Unravelling calcium-alleviated aluminium toxicity in Arabidopsis thaliana: Insights into regulatory mechanisms using proteomics

Abstract

Aluminium (Al) toxicity is a major limiting factor for plant productivity in acidic soils. Calcium (Ca) is an essential element and participates in various physiological responses to environmental stress. Here, the aim of this work was to study the role of exogenous Ca in alleviating Al toxicity in Arabidopsis thaliana. For that we used the methods of physiology and proteomics. Results showed that Ca alleviated Al-induced growth inhibition and decreased Al accumulation. Proteomic analyses showed that 75 differentially expressed protein spots, including those related to organic acid metabolism, cell wall components, cellular transport, signal transduction and antioxidant activity, transcription and protein metabolism were identified during the response of Arabidopsis to Ca alleviated Al toxicity.
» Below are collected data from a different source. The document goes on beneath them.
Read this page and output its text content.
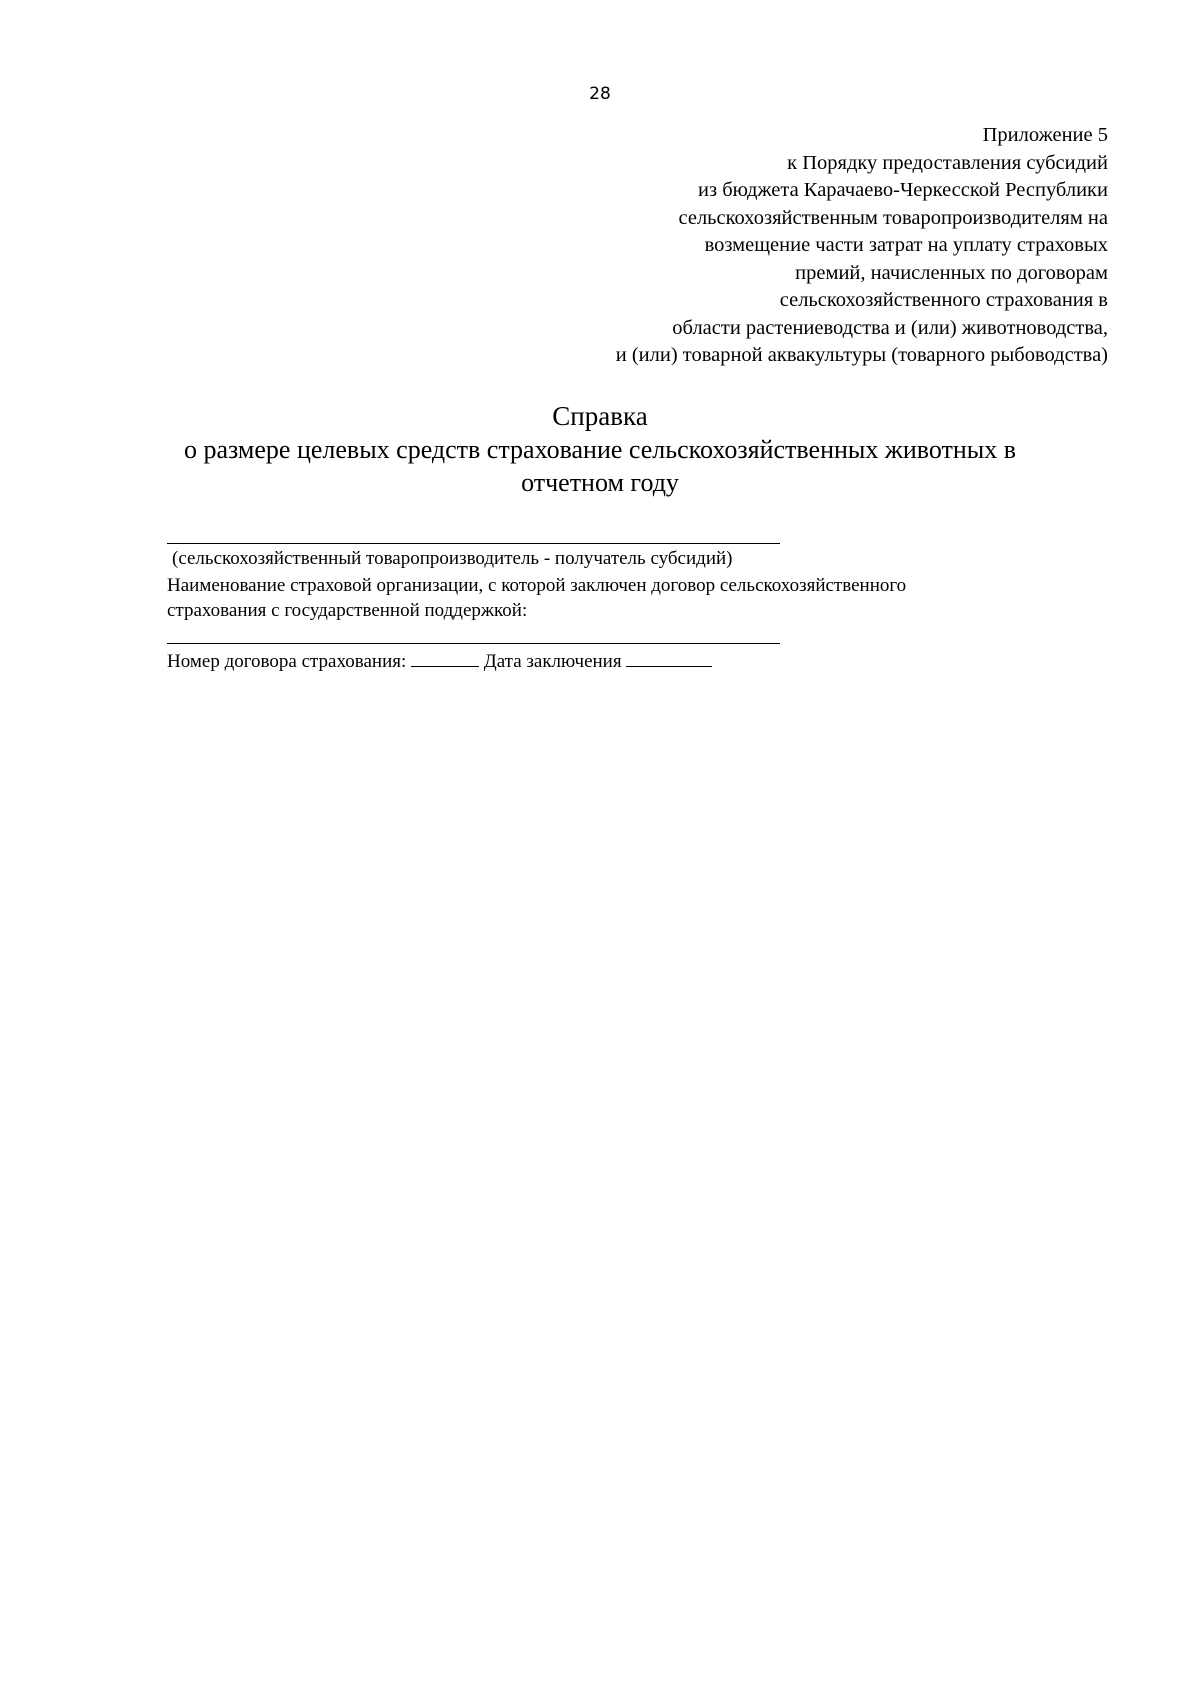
28
Приложение 5
к Порядку предоставления субсидий
из бюджета Карачаево-Черкесской Республики
сельскохозяйственным товаропроизводителям на
возмещение части затрат на уплату страховых
премий, начисленных по договорам
сельскохозяйственного страхования в
области растениеводства и (или) животноводства,
и (или) товарной аквакультуры (товарного рыбоводства)
Справка
о размере целевых средств страхование сельскохозяйственных животных в
отчетном году
(сельскохозяйственный товаропроизводитель - получатель субсидий)
Наименование страховой организации, с которой заключен договор сельскохозяйственного
страхования с государственной поддержкой:
Номер договора страхования:	Дата заключения
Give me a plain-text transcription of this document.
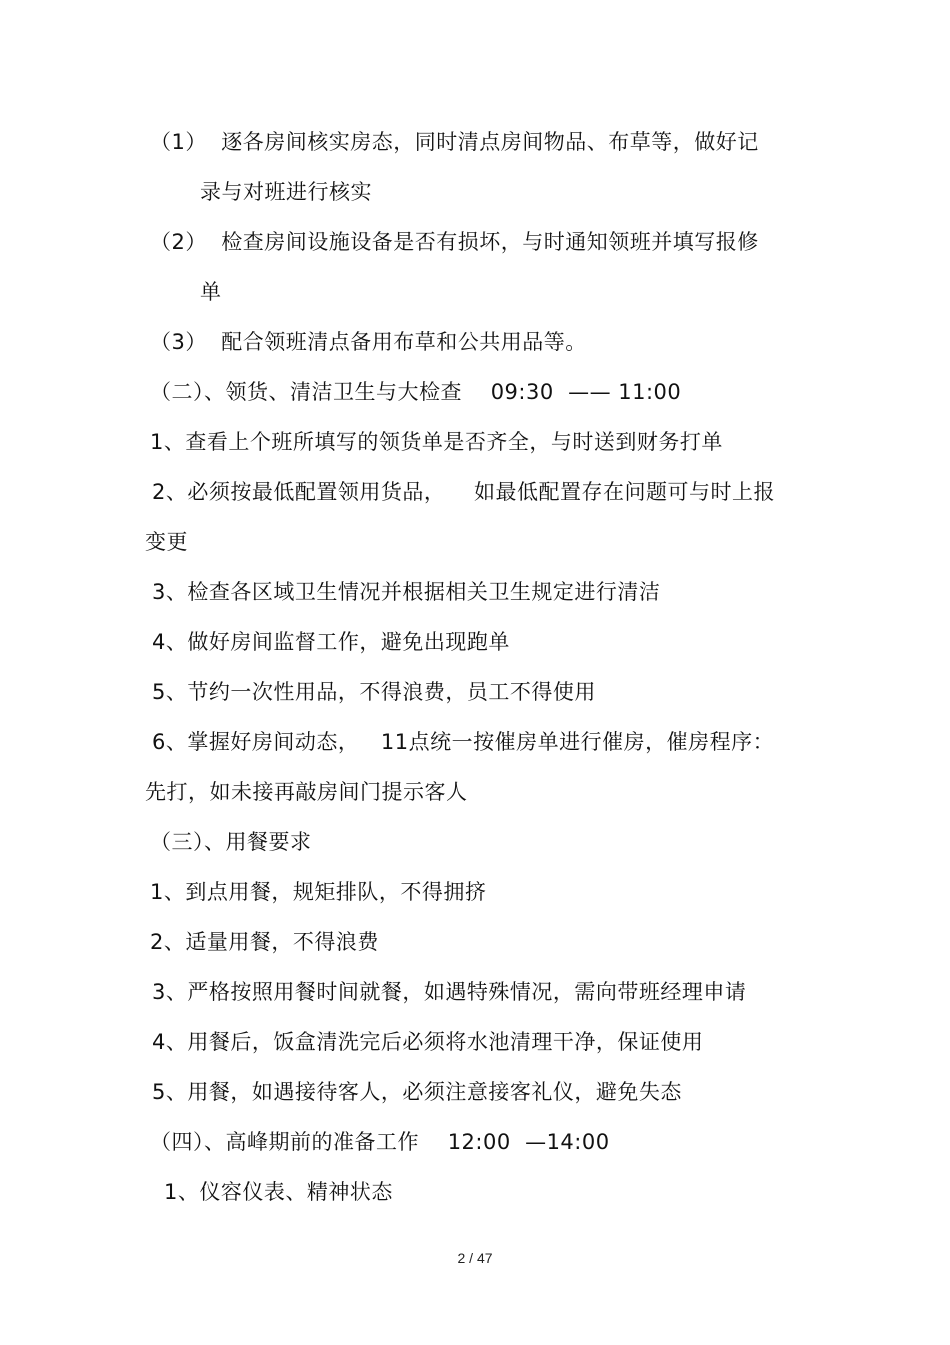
（1）  逐各房间核实房态，同时清点房间物品、布草等，做好记
录与对班进行核实
（2）  检查房间设施设备是否有损坏，与时通知领班并填写报修
单
（3）  配合领班清点备用布草和公共用品等。
（二）、领货、清洁卫生与大检查    09:30  —— 11:00
1、查看上个班所填写的领货单是否齐全，与时送到财务打单
2、必须按最低配置领用货品，    如最低配置存在问题可与时上报
变更
3、检查各区域卫生情况并根据相关卫生规定进行清洁
4、做好房间监督工作，避免出现跑单
5、节约一次性用品，不得浪费，员工不得使用
6、掌握好房间动态，   11点统一按催房单进行催房，催房程序：
先打，如未接再敲房间门提示客人
（三）、用餐要求
1、到点用餐，规矩排队，不得拥挤
2、适量用餐，不得浪费
3、严格按照用餐时间就餐，如遇特殊情况，需向带班经理申请
4、用餐后，饭盒清洗完后必须将水池清理干净，保证使用
5、用餐，如遇接待客人，必须注意接客礼仪，避免失态
（四）、高峰期前的准备工作    12:00  —14:00
1、仪容仪表、精神状态
2 / 47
Ca regulated tricarboxylic acid (TCA) cycle-related protein abundances and affected organic acid concentrations and related enzyme activities under Al stress. Vacuolar and mitochondrion adenosine triphosphate (ATP) synthase, and cell wall component-related proteins played important roles in Ca-alleviated Al toxicity. Ethylene-insensitive 3 (EIN3) participated in Ca-alleviated Al toxicity. Glutathione S-transferase (GST6) and glutathione S-transferase tau 19 (ATGSTU19) were associated with antioxidant activities induced by Ca under Al stress. Our results may contribute to an understanding of the functional mechanism by which Ca alleviates Al stress in plants. SignificantOur results elucidated how Ca alleviate the effects of Al toxicity on the inhibition of plant growth and Al accumulation in plants using the proteomics and physiological methods, which may contribute to a better understanding of the molecular mechanism of Ca alleviation Al stress in plants.